Hélène : Qu'est-ce que c'est? Une pierre?
Nabil : De mon pays, Madame.
Hélène : Merci Nabil. Je vais tâcher de ne pas la perdre. Je vous le promets. Je vais la tenir très fort dans ma main. Merci. (ELLE L'EMBRASSE SUR LA JOUE) Est-ce que je peux vous demander... ? Voulez-vous mettre votre bras autour de mon cou. Juste un peu. Vous savez comme un bouclier.
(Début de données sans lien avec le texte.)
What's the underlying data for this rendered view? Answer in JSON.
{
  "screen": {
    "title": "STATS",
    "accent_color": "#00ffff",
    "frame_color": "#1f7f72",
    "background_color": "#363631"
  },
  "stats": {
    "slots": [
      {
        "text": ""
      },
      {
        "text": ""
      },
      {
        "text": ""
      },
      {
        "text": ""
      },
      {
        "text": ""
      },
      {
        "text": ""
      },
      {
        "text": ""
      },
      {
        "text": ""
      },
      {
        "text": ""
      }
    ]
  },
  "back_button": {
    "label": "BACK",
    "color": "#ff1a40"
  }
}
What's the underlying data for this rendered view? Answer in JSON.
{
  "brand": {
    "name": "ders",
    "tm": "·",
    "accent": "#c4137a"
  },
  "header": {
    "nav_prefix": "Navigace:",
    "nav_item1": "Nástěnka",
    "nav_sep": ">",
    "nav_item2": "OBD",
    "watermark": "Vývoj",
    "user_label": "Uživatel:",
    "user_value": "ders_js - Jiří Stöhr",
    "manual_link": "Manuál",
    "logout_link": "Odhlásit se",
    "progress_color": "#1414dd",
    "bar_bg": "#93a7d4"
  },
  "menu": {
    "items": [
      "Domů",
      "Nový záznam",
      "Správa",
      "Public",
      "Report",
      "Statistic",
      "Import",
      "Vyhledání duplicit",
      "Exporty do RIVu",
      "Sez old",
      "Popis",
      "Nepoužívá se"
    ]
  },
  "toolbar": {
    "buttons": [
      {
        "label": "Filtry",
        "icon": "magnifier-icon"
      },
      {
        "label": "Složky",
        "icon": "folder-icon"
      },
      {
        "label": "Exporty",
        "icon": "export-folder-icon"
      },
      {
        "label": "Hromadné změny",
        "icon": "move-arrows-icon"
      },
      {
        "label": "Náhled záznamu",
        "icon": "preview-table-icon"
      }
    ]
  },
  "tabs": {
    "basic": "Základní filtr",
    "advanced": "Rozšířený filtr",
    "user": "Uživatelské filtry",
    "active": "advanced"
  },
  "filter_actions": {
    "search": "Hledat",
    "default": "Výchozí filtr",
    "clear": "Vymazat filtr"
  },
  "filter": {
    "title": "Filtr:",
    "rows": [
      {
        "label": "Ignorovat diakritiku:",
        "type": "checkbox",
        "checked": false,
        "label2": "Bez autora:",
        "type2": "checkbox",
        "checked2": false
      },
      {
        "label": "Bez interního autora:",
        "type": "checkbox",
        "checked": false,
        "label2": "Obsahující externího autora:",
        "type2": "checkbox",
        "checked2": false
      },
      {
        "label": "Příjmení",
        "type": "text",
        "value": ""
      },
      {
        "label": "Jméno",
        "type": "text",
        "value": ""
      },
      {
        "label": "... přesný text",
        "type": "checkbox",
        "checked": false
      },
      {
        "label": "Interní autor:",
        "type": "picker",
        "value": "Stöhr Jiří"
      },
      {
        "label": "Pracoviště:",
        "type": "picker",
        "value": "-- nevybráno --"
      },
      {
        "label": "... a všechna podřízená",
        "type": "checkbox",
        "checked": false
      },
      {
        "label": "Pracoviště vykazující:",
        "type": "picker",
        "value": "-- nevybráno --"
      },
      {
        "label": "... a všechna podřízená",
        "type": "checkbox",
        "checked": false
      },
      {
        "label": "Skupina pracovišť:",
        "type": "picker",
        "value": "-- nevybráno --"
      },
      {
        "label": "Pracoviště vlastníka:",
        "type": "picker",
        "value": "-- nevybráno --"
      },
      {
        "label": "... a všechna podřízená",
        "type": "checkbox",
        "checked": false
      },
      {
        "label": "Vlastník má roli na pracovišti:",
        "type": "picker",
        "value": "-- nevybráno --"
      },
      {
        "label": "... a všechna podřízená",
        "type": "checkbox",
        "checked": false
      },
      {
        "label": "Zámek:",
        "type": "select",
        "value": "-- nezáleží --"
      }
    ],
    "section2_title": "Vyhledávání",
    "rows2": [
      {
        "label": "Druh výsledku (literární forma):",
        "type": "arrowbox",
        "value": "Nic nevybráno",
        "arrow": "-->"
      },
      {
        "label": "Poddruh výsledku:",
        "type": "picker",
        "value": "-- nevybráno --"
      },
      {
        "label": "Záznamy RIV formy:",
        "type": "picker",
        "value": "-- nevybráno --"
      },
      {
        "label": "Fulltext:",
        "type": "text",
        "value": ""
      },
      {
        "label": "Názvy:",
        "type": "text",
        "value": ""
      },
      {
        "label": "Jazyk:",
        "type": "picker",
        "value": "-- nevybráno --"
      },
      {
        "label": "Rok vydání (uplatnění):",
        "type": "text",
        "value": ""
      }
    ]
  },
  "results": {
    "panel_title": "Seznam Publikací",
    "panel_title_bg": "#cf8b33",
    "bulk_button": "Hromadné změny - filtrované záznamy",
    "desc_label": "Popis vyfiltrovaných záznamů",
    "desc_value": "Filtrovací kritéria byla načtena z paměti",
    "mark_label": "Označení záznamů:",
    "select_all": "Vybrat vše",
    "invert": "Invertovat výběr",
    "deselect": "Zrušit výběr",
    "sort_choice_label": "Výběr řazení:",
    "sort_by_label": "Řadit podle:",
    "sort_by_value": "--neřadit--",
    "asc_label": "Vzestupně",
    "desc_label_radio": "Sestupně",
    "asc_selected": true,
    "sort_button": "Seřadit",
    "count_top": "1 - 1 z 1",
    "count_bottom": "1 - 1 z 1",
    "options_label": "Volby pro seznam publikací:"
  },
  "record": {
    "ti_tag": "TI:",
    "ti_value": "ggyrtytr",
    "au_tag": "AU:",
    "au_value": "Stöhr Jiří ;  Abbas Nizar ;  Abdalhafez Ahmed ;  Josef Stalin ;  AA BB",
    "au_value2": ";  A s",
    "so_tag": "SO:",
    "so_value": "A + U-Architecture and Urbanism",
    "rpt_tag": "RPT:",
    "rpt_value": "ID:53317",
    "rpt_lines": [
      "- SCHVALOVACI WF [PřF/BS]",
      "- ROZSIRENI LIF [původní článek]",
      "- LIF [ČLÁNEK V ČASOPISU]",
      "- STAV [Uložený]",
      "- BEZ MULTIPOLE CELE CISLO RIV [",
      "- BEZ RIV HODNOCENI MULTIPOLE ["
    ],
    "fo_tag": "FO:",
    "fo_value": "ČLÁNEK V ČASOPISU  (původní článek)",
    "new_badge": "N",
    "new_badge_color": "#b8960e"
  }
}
(ELLE SE PLACE DEVANT LUI, LUI FAISANT DOS. ELLE PREND SON BRAS ET L'ENROULE AUTOUR DE SON COU)
Nabil : Les choses nous quittent, Hélène. Il faut l'accepter. Mais il vous reste votre cou et vos mains, une pour tenir ma petite pierre, l'autre pour... je ne sais pas...
Hélène : Mais, Nabil, vous ....
Nabil : Il vous reste vos yeux, vos bras, votre bouche pour manger, parler, crier, embrasser un homme comme moi sur la joue...
Hélène : Nabil, vous...
Nabil : Il vous reste beaucoup de choses.
Hélène : Vous parlez
(IL PREND DU RECUL)
Nabil : S'il vous plaît, Madame.
Hélène : Est-ce que c'est vous qui... ou bien est-ce que c'est moi qui comprends l'arabe, tout à coup?
(UN TEMPS)
Nabil : Taxi, Madame?
(UN TEMPS)
Hélène : Oui, taxi, Nabil. (IL L'ENTRAÎNE) attendez-moi. Dix secondes. Juste dix secondes.
(ELLE LAISSE LA MAIN DE NABIL ET S'AVANCE VERS LE PUBLIC)
Hélène : On ne peut plus vivre comme ça. On ne peut plus vivre comme ça.